Oddio, mi sta scoppiando il cuore. Alex mi abbraccia di scatto e lancia un urlo di gioia che penso abbia assordato anche il Petrilli dall’altro capo del telefono.
 
«E… e la nostra Maria verrà rilasciata adesso, vero?» Gli chiedo speranzosa.
 
«Sua figlia verrà informata da me tra poco e, se tutto va liscio come credo, dovrebbe essere fuori dal carcere tra un paio di giorni. Il tempo di formalizzare gli arresti, processarli per direttissima e archiviare le prove e poi, finalmente, sarà una donna libera» sento che ridacchia e poi mi dice «visto che avevo ragione? Mai perdere la speranza.»
 
«Sì, ha ragione, ma si metta nei miei panni…» sospiro e poi aggiungo «ne è proprio sicuro, vero?»
 
«Ahahah, ma certo che sì. Non la prenderei mai in giro. Penso che a Maria farebbe piacere vedervi per primi, appena esce. Mi autorizza a organizzarvi il viaggio? Verrò io personalmente a prendervi agli Arrivi.»
 
«Sì, sì, grazie.
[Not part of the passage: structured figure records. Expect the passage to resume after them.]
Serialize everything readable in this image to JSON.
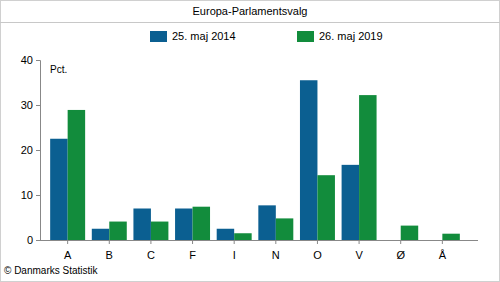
{
  "chart_data": {
    "type": "bar",
    "title": "Europa-Parlamentsvalg",
    "y_label": "Pct.",
    "annotations": [
      "© Danmarks Statistik"
    ],
    "categories": [
      "A",
      "B",
      "C",
      "F",
      "I",
      "N",
      "O",
      "V",
      "Ø",
      "Å"
    ],
    "series": [
      {
        "name": "25. maj 2014",
        "color": "#0b5f91",
        "values": [
          22.5,
          2.5,
          7.0,
          7.0,
          2.5,
          7.7,
          35.5,
          16.7,
          null,
          null
        ]
      },
      {
        "name": "26. maj 2019",
        "color": "#128c3c",
        "values": [
          28.9,
          4.1,
          4.1,
          7.4,
          1.5,
          4.8,
          14.4,
          32.2,
          3.2,
          1.4
        ]
      }
    ],
    "ylim": [
      0,
      40
    ],
    "yticks": [
      0,
      10,
      20,
      30,
      40
    ],
    "grid": false,
    "legend": "top"
  }
}
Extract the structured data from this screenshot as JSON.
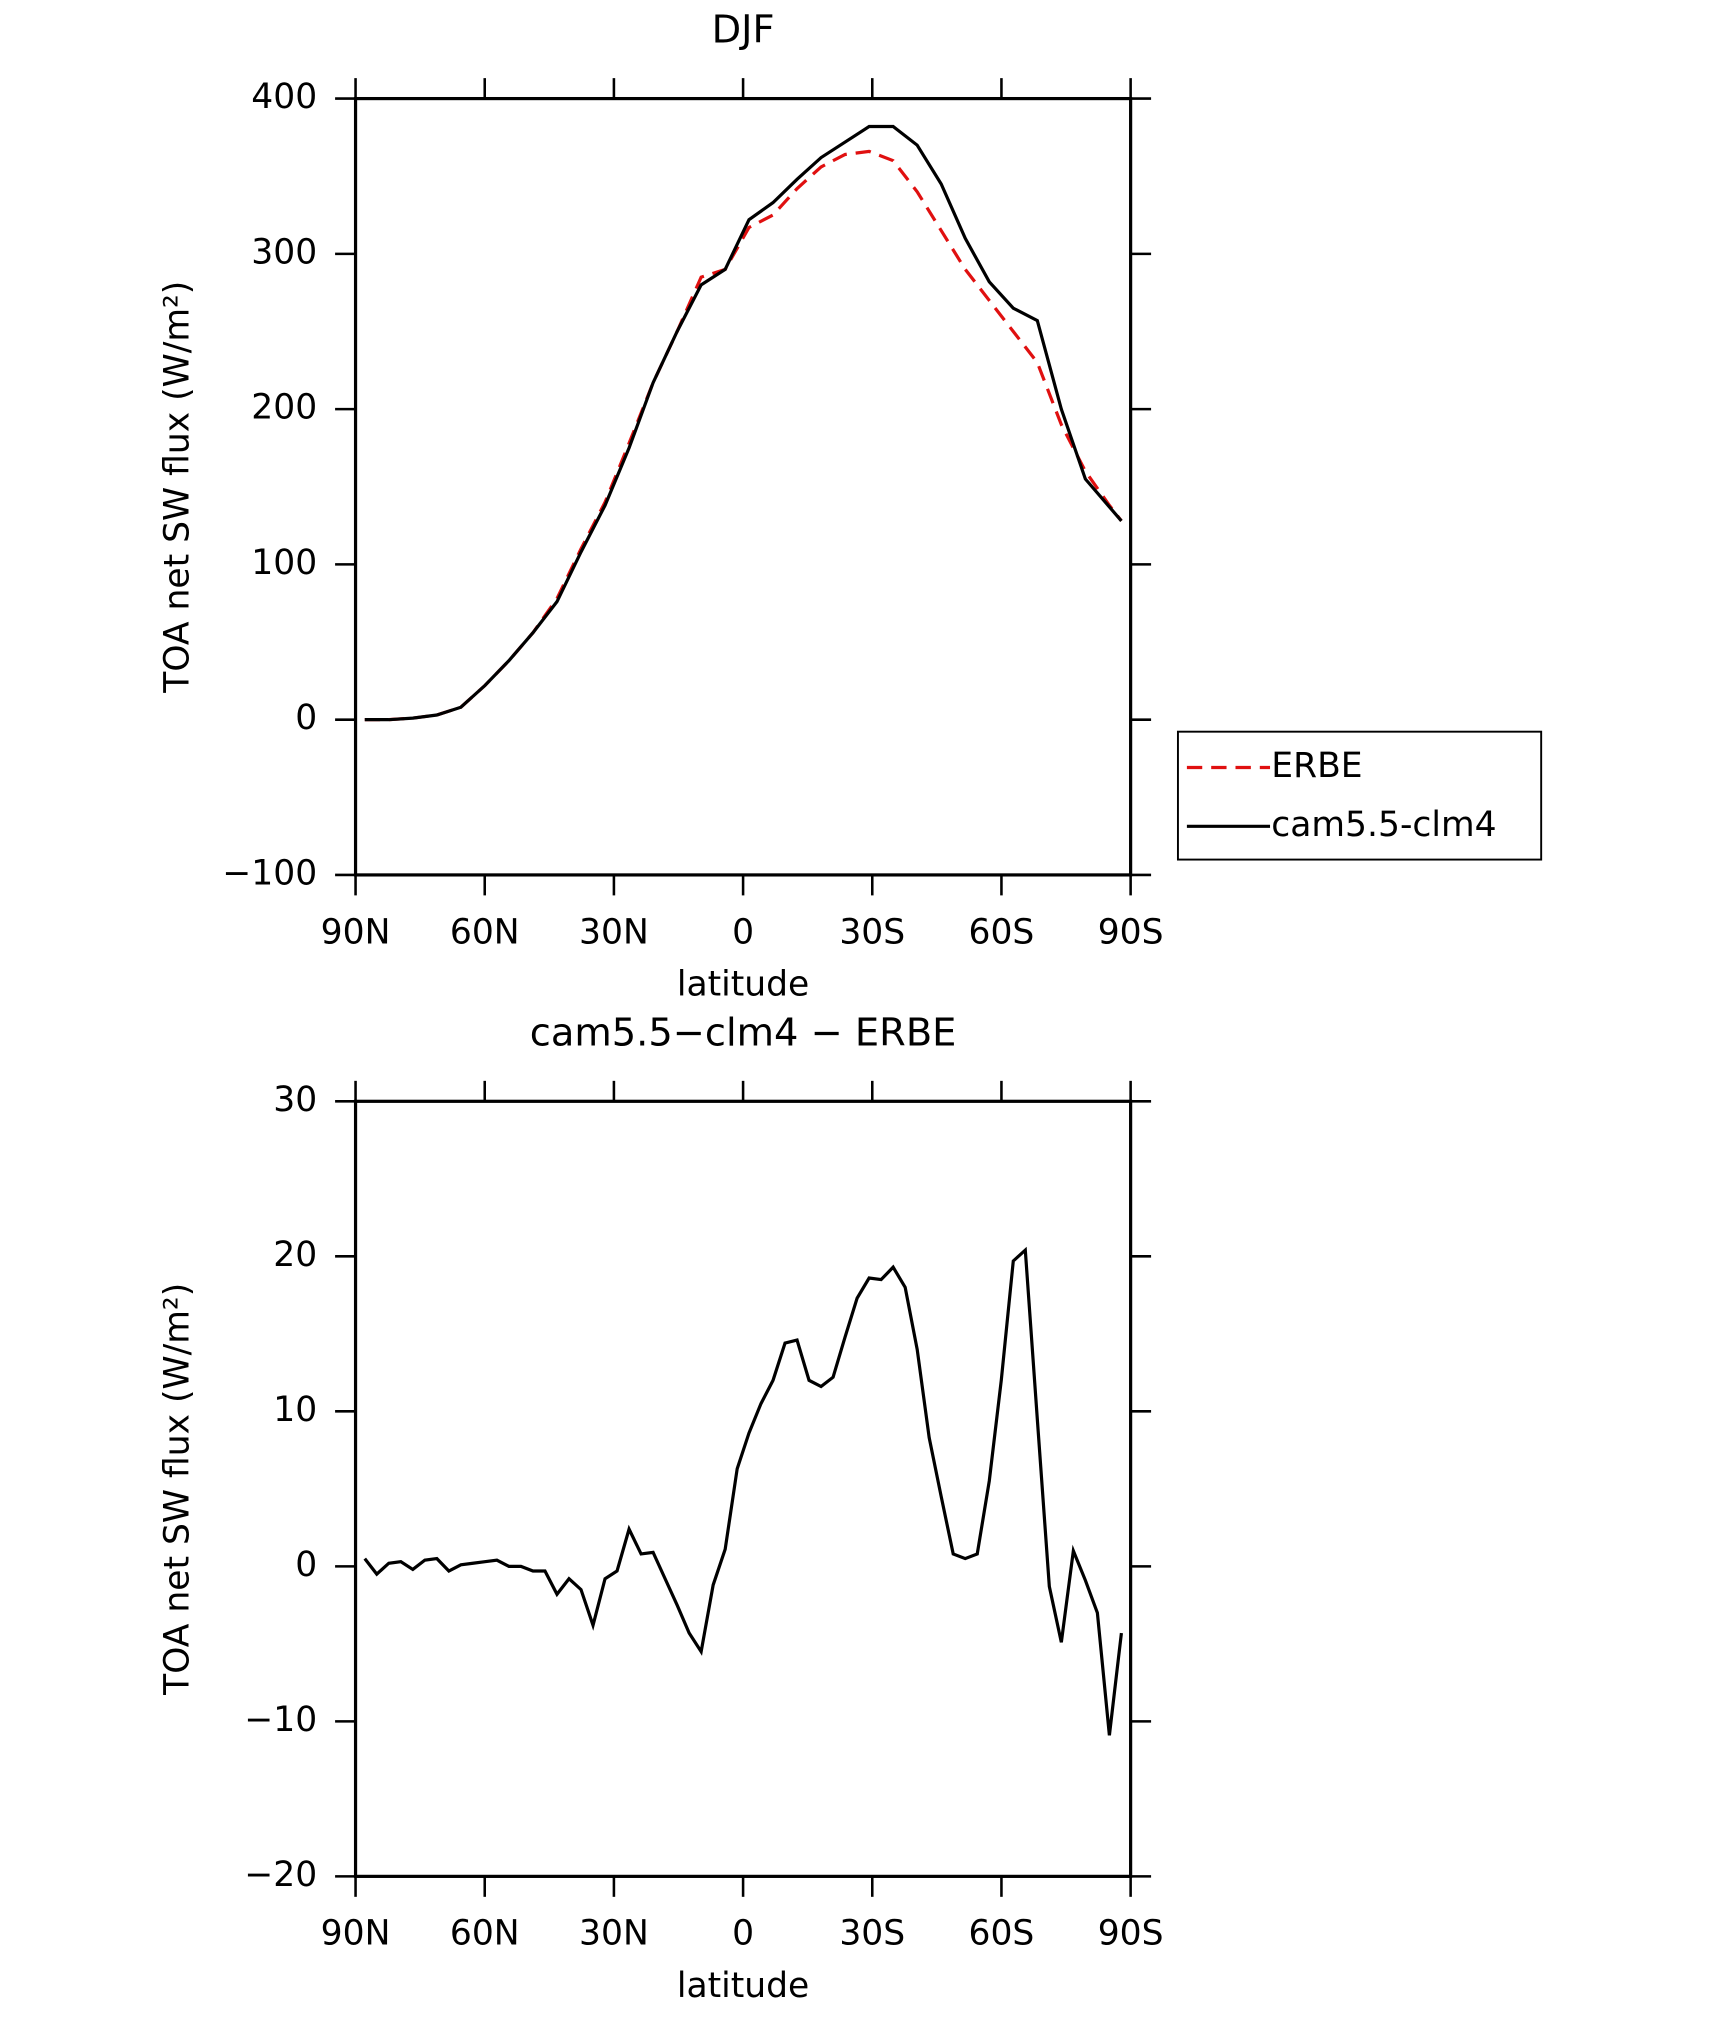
{
  "chart_data": [
    {
      "type": "line",
      "title": "DJF",
      "xlabel": "latitude",
      "ylabel": "TOA net SW flux (W/m²)",
      "x": [
        87.86,
        82.28,
        76.7,
        71.12,
        65.54,
        59.96,
        54.38,
        48.8,
        43.22,
        37.64,
        32.06,
        26.48,
        20.9,
        15.32,
        9.74,
        4.16,
        -1.37,
        -6.95,
        -12.53,
        -18.11,
        -23.69,
        -29.27,
        -34.85,
        -40.43,
        -46.01,
        -51.59,
        -57.17,
        -62.75,
        -68.33,
        -73.91,
        -79.49,
        -85.07,
        -87.86
      ],
      "series": [
        {
          "name": "ERBE",
          "color": "#e01010",
          "dash": true,
          "values": [
            0,
            0,
            1,
            3,
            8,
            22,
            38,
            56,
            78,
            110,
            140,
            178,
            217,
            250,
            285,
            290,
            317,
            325,
            342,
            356,
            364,
            366,
            360,
            340,
            315,
            290,
            270,
            250,
            230,
            190,
            160,
            138,
            128
          ]
        },
        {
          "name": "cam5.5-clm4",
          "color": "#000000",
          "dash": false,
          "values": [
            0,
            0,
            1,
            3,
            8,
            22,
            38,
            56,
            76,
            108,
            138,
            175,
            217,
            250,
            280,
            290,
            322,
            333,
            348,
            362,
            372,
            382,
            382,
            370,
            345,
            310,
            282,
            265,
            257,
            200,
            155,
            137,
            128
          ]
        }
      ],
      "xlim": [
        90,
        -90
      ],
      "xticks": [
        {
          "value": 90,
          "label": "90N"
        },
        {
          "value": 60,
          "label": "60N"
        },
        {
          "value": 30,
          "label": "30N"
        },
        0,
        {
          "value": -30,
          "label": "30S"
        },
        {
          "value": -60,
          "label": "60S"
        },
        {
          "value": -90,
          "label": "90S"
        }
      ],
      "ylim": [
        -100,
        400
      ],
      "yticks": [
        {
          "value": -100,
          "label": "−100"
        },
        0,
        100,
        200,
        300,
        400
      ],
      "legend": "right"
    },
    {
      "type": "line",
      "title": "cam5.5−clm4 − ERBE",
      "xlabel": "latitude",
      "ylabel": "TOA net SW flux (W/m²)",
      "x": [
        87.86,
        85.07,
        82.28,
        79.49,
        76.7,
        73.91,
        71.12,
        68.33,
        65.54,
        62.75,
        59.96,
        57.17,
        54.38,
        51.59,
        48.8,
        46.01,
        43.22,
        40.43,
        37.64,
        34.85,
        32.06,
        29.27,
        26.48,
        23.69,
        20.9,
        18.11,
        15.32,
        12.53,
        9.74,
        6.95,
        4.16,
        1.37,
        -1.37,
        -4.16,
        -6.95,
        -9.74,
        -12.53,
        -15.32,
        -18.11,
        -20.9,
        -23.69,
        -26.48,
        -29.27,
        -32.06,
        -34.85,
        -37.64,
        -40.43,
        -43.22,
        -46.01,
        -48.8,
        -51.59,
        -54.38,
        -57.17,
        -59.96,
        -62.75,
        -65.54,
        -68.33,
        -71.12,
        -73.91,
        -76.7,
        -79.49,
        -82.28,
        -85.07,
        -87.86
      ],
      "series": [
        {
          "color": "#000000",
          "dash": false,
          "values": [
            0.5,
            -0.5,
            0.2,
            0.3,
            -0.2,
            0.4,
            0.5,
            -0.3,
            0.1,
            0.2,
            0.3,
            0.4,
            0,
            0,
            -0.3,
            -0.3,
            -1.8,
            -0.8,
            -1.5,
            -3.8,
            -0.8,
            -0.3,
            2.4,
            0.8,
            0.9,
            -0.8,
            -2.5,
            -4.3,
            -5.5,
            -1.2,
            1.1,
            6.3,
            8.6,
            10.5,
            12.0,
            14.4,
            14.6,
            12.0,
            11.6,
            12.2,
            14.8,
            17.3,
            18.6,
            18.5,
            19.3,
            18.0,
            14.0,
            8.3,
            4.5,
            0.8,
            0.5,
            0.8,
            5.5,
            12.0,
            19.7,
            20.4,
            9.5,
            -1.3,
            -4.9,
            1.0,
            -0.9,
            -3.0,
            -10.9,
            -4.3
          ]
        }
      ],
      "xlim": [
        90,
        -90
      ],
      "xticks": [
        {
          "value": 90,
          "label": "90N"
        },
        {
          "value": 60,
          "label": "60N"
        },
        {
          "value": 30,
          "label": "30N"
        },
        0,
        {
          "value": -30,
          "label": "30S"
        },
        {
          "value": -60,
          "label": "60S"
        },
        {
          "value": -90,
          "label": "90S"
        }
      ],
      "ylim": [
        -20,
        30
      ],
      "yticks": [
        {
          "value": -20,
          "label": "−20"
        },
        {
          "value": -10,
          "label": "−10"
        },
        0,
        10,
        20,
        30
      ]
    }
  ]
}
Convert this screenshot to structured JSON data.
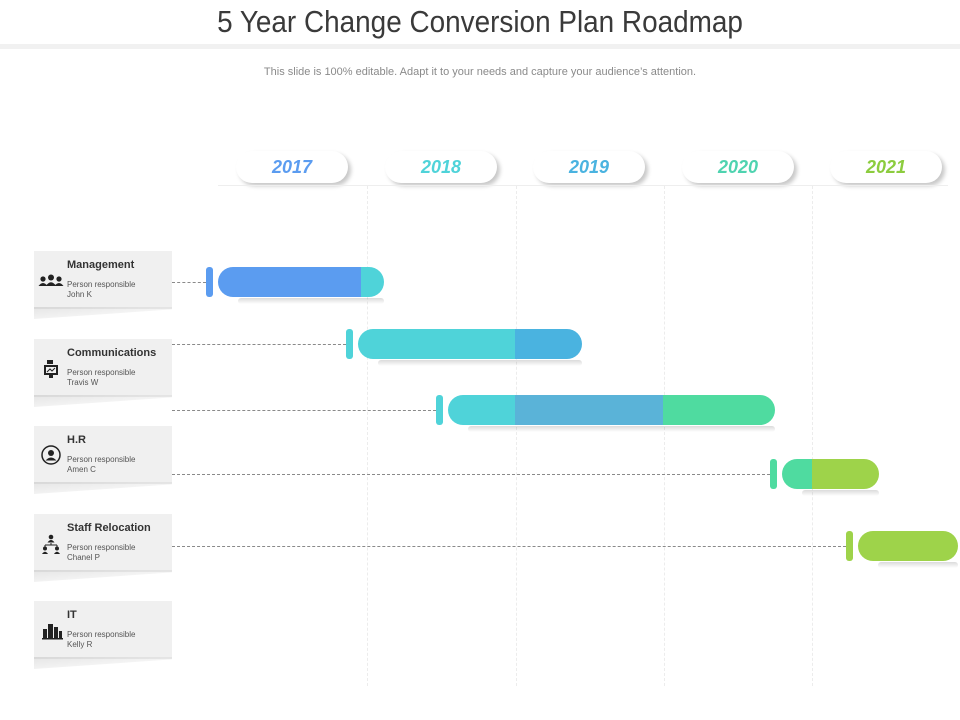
{
  "header": {
    "title": "5 Year Change Conversion Plan Roadmap",
    "subtitle": "This slide is 100% editable. Adapt it to your needs and capture your audience’s attention."
  },
  "colors": {
    "blue": "#5b9cf0",
    "teal": "#4fd3d9",
    "mid_blue": "#4ab3e0",
    "sky": "#5ab3d8",
    "green": "#4fdba0",
    "lime": "#9ed34a"
  },
  "years": [
    {
      "label": "2017",
      "color": "#5b9cf0"
    },
    {
      "label": "2018",
      "color": "#4fd3d9"
    },
    {
      "label": "2019",
      "color": "#4ab3e0"
    },
    {
      "label": "2020",
      "color": "#4fd3b0"
    },
    {
      "label": "2021",
      "color": "#8ccc3e"
    }
  ],
  "departments": [
    {
      "name": "Management",
      "responsible_label": "Person responsible",
      "person": "John K",
      "icon": "team-icon"
    },
    {
      "name": "Communications",
      "responsible_label": "Person responsible",
      "person": "Travis W",
      "icon": "presentation-icon"
    },
    {
      "name": "H.R",
      "responsible_label": "Person responsible",
      "person": "Amen C",
      "icon": "user-circle-icon"
    },
    {
      "name": "Staff Relocation",
      "responsible_label": "Person responsible",
      "person": "Chanel P",
      "icon": "hierarchy-icon"
    },
    {
      "name": "IT",
      "responsible_label": "Person responsible",
      "person": "Kelly R",
      "icon": "server-icon"
    }
  ],
  "bars": [
    {
      "row": "Management",
      "start": 2017,
      "segments": [
        {
          "end": 2017.96,
          "color": "#5b9cf0"
        },
        {
          "end": 2018.12,
          "color": "#4fd3d9"
        }
      ]
    },
    {
      "row": "Communications",
      "start": 2017.94,
      "segments": [
        {
          "end": 2019.0,
          "color": "#4fd3d9"
        },
        {
          "end": 2019.45,
          "color": "#4ab3e0"
        }
      ]
    },
    {
      "row": "H.R",
      "start": 2018.55,
      "segments": [
        {
          "end": 2019.0,
          "color": "#4fd3d9"
        },
        {
          "end": 2020.0,
          "color": "#5ab3d8"
        },
        {
          "end": 2020.75,
          "color": "#4fdba0"
        }
      ]
    },
    {
      "row": "Staff Relocation",
      "start": 2020.8,
      "segments": [
        {
          "end": 2021.0,
          "color": "#4fdba0"
        },
        {
          "end": 2021.45,
          "color": "#9ed34a"
        }
      ]
    },
    {
      "row": "IT",
      "start": 2021.31,
      "segments": [
        {
          "end": 2022.0,
          "color": "#9ed34a"
        }
      ]
    }
  ]
}
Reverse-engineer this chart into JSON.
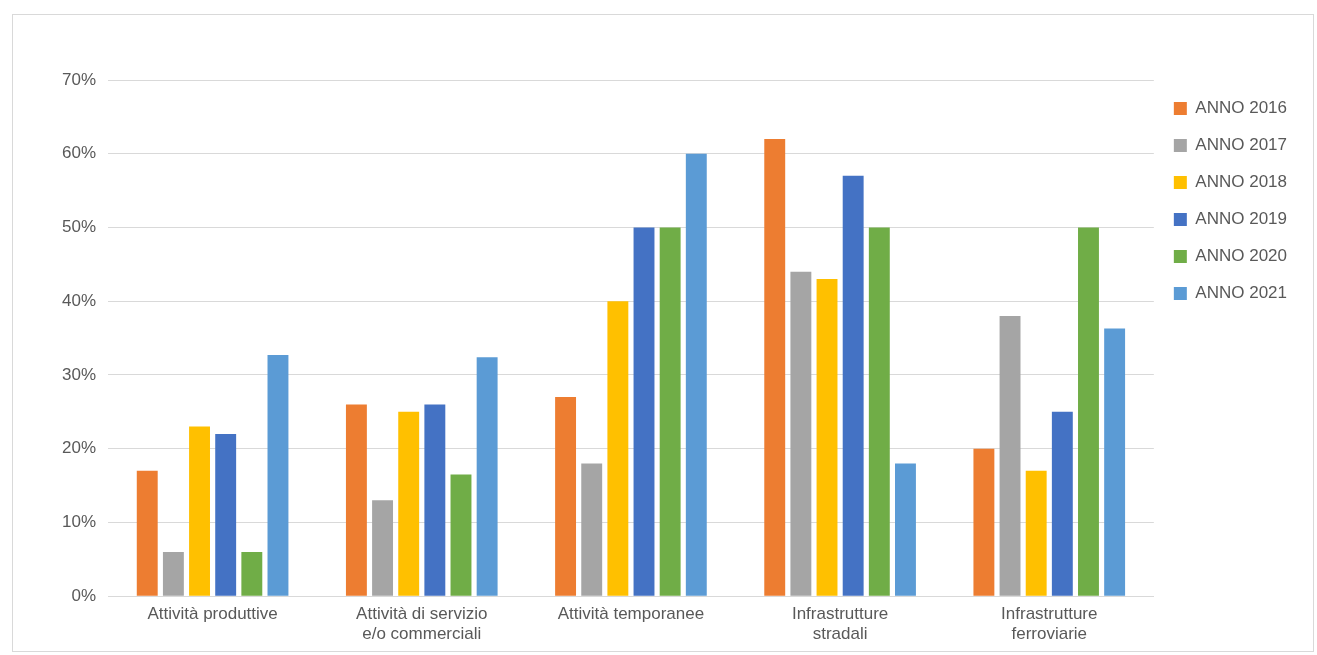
{
  "chart_data": {
    "type": "bar",
    "categories": [
      "Attività produttive",
      "Attività di servizio e/o commerciali",
      "Attività temporanee",
      "Infrastrutture stradali",
      "Infrastrutture ferroviarie"
    ],
    "series": [
      {
        "name": "ANNO 2016",
        "color": "#ed7d31",
        "values": [
          17,
          26,
          27,
          62,
          20
        ]
      },
      {
        "name": "ANNO 2017",
        "color": "#a5a5a5",
        "values": [
          6,
          13,
          18,
          44,
          38
        ]
      },
      {
        "name": "ANNO 2018",
        "color": "#ffc000",
        "values": [
          23,
          25,
          40,
          43,
          17
        ]
      },
      {
        "name": "ANNO 2019",
        "color": "#4472c4",
        "values": [
          22,
          26,
          50,
          57,
          25
        ]
      },
      {
        "name": "ANNO 2020",
        "color": "#70ad47",
        "values": [
          6,
          16.5,
          50,
          50,
          50
        ]
      },
      {
        "name": "ANNO 2021",
        "color": "#5b9bd5",
        "values": [
          32.7,
          32.4,
          60,
          18,
          36.3
        ]
      }
    ],
    "ylim": [
      0,
      70
    ],
    "yticks": [
      {
        "value": 0,
        "label": "0%"
      },
      {
        "value": 10,
        "label": "10%"
      },
      {
        "value": 20,
        "label": "20%"
      },
      {
        "value": 30,
        "label": "30%"
      },
      {
        "value": 40,
        "label": "40%"
      },
      {
        "value": 50,
        "label": "50%"
      },
      {
        "value": 60,
        "label": "60%"
      },
      {
        "value": 70,
        "label": "70%"
      }
    ],
    "grid": "y",
    "legend": "right"
  }
}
Io sono impedita con l’inglese e poi non ho la testa per organizzare neanche la cena, in questo momento, figuriamoci un volo per due con tanto di pernottamento in hotel.»
 
Sento che ride e poi ci lasciamo con la promessa di sentirci in giornata per aggiornarci sul volo e per sapere le reazione di Maria alla notizia.
Stringo forte Alex a me e insieme piangiamo per la gioia di avere ancora la famiglia riunita e questa volta per sempre.
Sono felice. Sulla speranza la penso ancora così – poiché so io cosa ho passato in tutto questo tempo – ma non starò tranquilla fino a che non avrò mia figlia Maria accanto fisicamente. In questi anni ho potuto vederla pochissimo, con minimo contatto fisico e guardate a vista dalle guardie. Maria ha pulito strade, falciato erbacce legata con catene ad altre quattro detenute. Ha lavorato in lavanderia, in mensa… e non si è mai lamentata. Perché, mi ha spiegato, se stai buona e ubbidisci, la vita migliora lì dentro e puoi ottenere un piccolo premio, come una telefonata in più a settimana.
Maria è diventata forte e coraggiosa suo malgrado. È cresciuta in fretta e ha fatto tutto da sola. L’ammiro molto e con me anche Alex che aveva appena undici anni all’epoca del suo arresto e mi accompagnava sempre a trovarla, la sua condizione di minorenne glielo permetteva e non vedeva l’ora.
 
«Terra chiama mamma, terra chiama mamma» Alex mi distoglie dai miei pensieri facendomi ridacchiare dopo tanto tempo, lo guardo e lui mi dice «stavo dicendo che sarebbe meglio andare a preparare le valigie, non trovi? Credo che l’avvocato ci prenoterà il primo volo che troverà.»
 
«Sì, hai ragione, il giardinaggio può attendere. Maria no!» Gli rispondo di getto.
 
Poi, la confusione più pura. L’unica cosa che ricordo, oltre all’attesa snervante fuori dal cancellone, è il sorriso sincero e commosso di mia figlia che mi corre incontro e mi stringe a sé, per poi fare la stessa cosa con Alex. Infine, ci guarda a turno e dichiara.
 
«Mai perdere la speranza. Adesso ci credi, mamma?»
 
Le sorrido. Chi sono io per negarle qualcosa?